A report released by NCIF (the National Centre for Socio-Economic Information and Forecast) at a recent conference said if the US imposes a tax rate of 25 percent on $34 billion worth of imports from China, Vietnam would see its GDP decrease by VND6 trillion a year in 2018-2022.
The Ministry of Planning and Investment (MPI) estimated that the trade war between the two largest economies would cause Vietnam’s GDP to fall by 0.03 percent in 2018. The decrease would be sharper to 0.09 percent in 2019 and reach 0.12 percent in 2020-2021 – Vietnamnet reported
The corresponding damages would be VND1.65 trillion in 2018, VND5.3 trillion in 2019, VND7.5 trillion in 2020, while the figures would be VND8 trillion in 2021 and VND7.8 trillion in 2022.
|With the predicted decreases, Vietnam’s economic scale would be as follows: $235 billion by 2020, $250.2 billion by 2020, $284 billion by 2021 and $302 billion by 2022.|
With the predicted decreases, Vietnam’s economic scale would be as follows: $235 billion by 2020, $250.2 billion by 2020, $284 billion by 2021 and $302 billion by 2022.
Some forecasts say the US may escalate commercial retaliation against China with many possible scenarios.
Luu Bich Ho, former director of the Development Strategy Institute, an arm of MPI, said the trade war would cause chain reactions which will affect trade, investment, monetary policies and other issues.
“Some experts think that the impacts on Vietnam would be minor, but I believe the impacts would be huge,” Ho said.
“There is no possibility of lending interest rate decreasing from now to the end of the year. And a lot of problems may arise in foreign investment and public investment disbursement,” Ho said.
Nguyen Tri Hieu, a renowned banking expert, also thinks the trade war would bring adverse effects rather than benefits.
Vietnam may become the punitive subject for the US if China tries to export products via Vietnam.

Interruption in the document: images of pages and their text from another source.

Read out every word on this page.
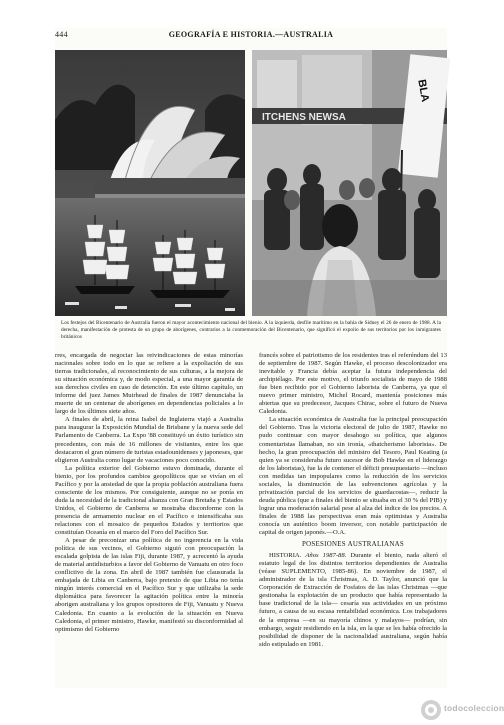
444	GEOGRAFÍA E HISTORIA.—AUSTRALIA
ITCHENS NEWSA
BLA
Los festejos del Bicentenario de Australia fueron el mayor acontecimiento nacional del bienio. A la izquierda, desfile marítimo en la bahía de Sidney el 26 de enero de 1988. A la derecha, manifestación de protesta de un grupo de aborígenes, contrarios a la conmemoración del Bicentenario, que significó el expolio de sus territorios por los inmigrantes británicos

rres, encargada de negociar las reivindicaciones de estas minorías nacionales sobre todo en lo que se refiere a la expoliación de sus tierras tradicionales, al reconocimiento de sus culturas, a la mejora de su situación económica y, de modo especial, a una mayor garantía de sus derechos civiles en caso de detención. En este último capítulo, un informe del juez James Muirhead de finales de 1987 denunciaba la muerte de un centenar de aborígenes en dependencias policiales a lo largo de los últimos siete años.

A finales de abril, la reina Isabel de Inglaterra viajó a Australia para inaugurar la Exposición Mundial de Brisbane y la nueva sede del Parlamento de Canberra. La Expo '88 constituyó un éxito turístico sin precedentes, con más de 16 millones de visitantes, entre los que destacaron el gran número de turistas estadounidenses y japoneses, que eligieron Australia como lugar de vacaciones poco conocido.

La política exterior del Gobierno estuvo dominada, durante el bienio, por los profundos cambios geopolíticos que se vivían en el Pacífico y por la ansiedad de que la propia población australiana fuera consciente de los mismos. Por consiguiente, aunque no se ponía en duda la necesidad de la tradicional alianza con Gran Bretaña y Estados Unidos, el Gobierno de Canberra se mostraba disconforme con la presencia de armamento nuclear en el Pacífico e intensificaba sus relaciones con el mosaico de pequeños Estados y territorios que constituían Oceanía en el marco del Foro del Pacífico Sur.

A pesar de preconizar una política de no ingerencia en la vida política de sus vecinos, el Gobierno siguió con preocupación la escalada golpista de las islas Fiji, durante 1987, y acrecentó la ayuda de material antidisturbios a favor del Gobierno de Vanuatu en otro foco conflictivo de la zona. En abril de 1987 también fue clausurada la embajada de Libia en Canberra, bajo pretexto de que Libia no tenía ningún interés comercial en el Pacífico Sur y que utilizaba la sede diplomática para favorecer la agitación política entre la minoría aborigen australiana y los grupos opositores de Fiji, Vanuatu y Nueva Caledonia. En cuanto a la evolución de la situación en Nueva Caledonia, el primer ministro, Hawke, manifestó su disconformidad al optimismo del Gobierno

francés sobre el patriotismo de los residentes tras el referéndum del 13 de septiembre de 1987. Según Hawke, el proceso descolonizador era inevitable y Francia debía aceptar la futura independencia del archipiélago. Por este motivo, el triunfo socialista de mayo de 1988 fue bien recibido por el Gobierno laborista de Canberra, ya que el nuevo primer ministro, Michel Rocard, mantenía posiciones más abiertas que su predecesor, Jacques Chirac, sobre el futuro de Nueva Caledonia.

La situación económica de Australia fue la principal preocupación del Gobierno. Tras la victoria electoral de julio de 1987, Hawke no pudo continuar con mayor desahogo su política, que algunos comentaristas llamaban, no sin ironía, «thatcherismo laborista». De hecho, la gran preocupación del ministro del Tesoro, Paul Keating (a quien ya se consideraba futuro sucesor de Bob Hawke en el liderazgo de los laboristas), fue la de contener el déficit presupuestario —incluso con medidas tan impopulares como la reducción de los servicios sociales, la disminución de las subvenciones agrícolas y la privatización parcial de los servicios de guardacostas—, reducir la deuda pública (que a finales del bienio se situaba en el 30 % del PIB) y lograr una moderación salarial pese al alza del índice de los precios. A finales de 1988 las perspectivas eran más optimistas y Australia conocía un auténtico boom inversor, con notable participación de capital de origen japonés.—O.A.

POSESIONES AUSTRALIANAS

HISTORIA. Años 1987-88. Durante el bienio, nada alteró el estatuto legal de los distintos territorios dependientes de Australia (véase SUPLEMENTO, 1985-86). En noviembre de 1987, el administrador de la isla Christmas, A. D. Taylor, anunció que la Corporación de Extracción de Fosfatos de las islas Christmas —que gestionaba la explotación de un producto que había representado la base tradicional de la isla— cesaría sus actividades en un próximo futuro, a causa de su escasa rentabilidad económica. Los trabajadores de la empresa —en su mayoría chinos y malayos— podrían, sin embargo, seguir residiendo en la isla, en la que se les había ofrecido la posibilidad de disponer de la nacionalidad australiana, según había sido estipulado en 1981.

todocoleccion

When the US blocks the way for China to bring goods to the US, China would try to bring goods to Vietnam for consumption instead, thus competing with domestic products.
Nguyen Duc Do from the Finance Academy commented that Vietnam has few options in dealing with the economic crisis caused by the US-China trade war. If it devalues the dong to boost exports, this will affect the macro economy.
If it intensifies public investment to deal with recession, this will lead to an increase in public debts. Meanwhile, it still has not succeeded in improving the competitiveness of domestically made products.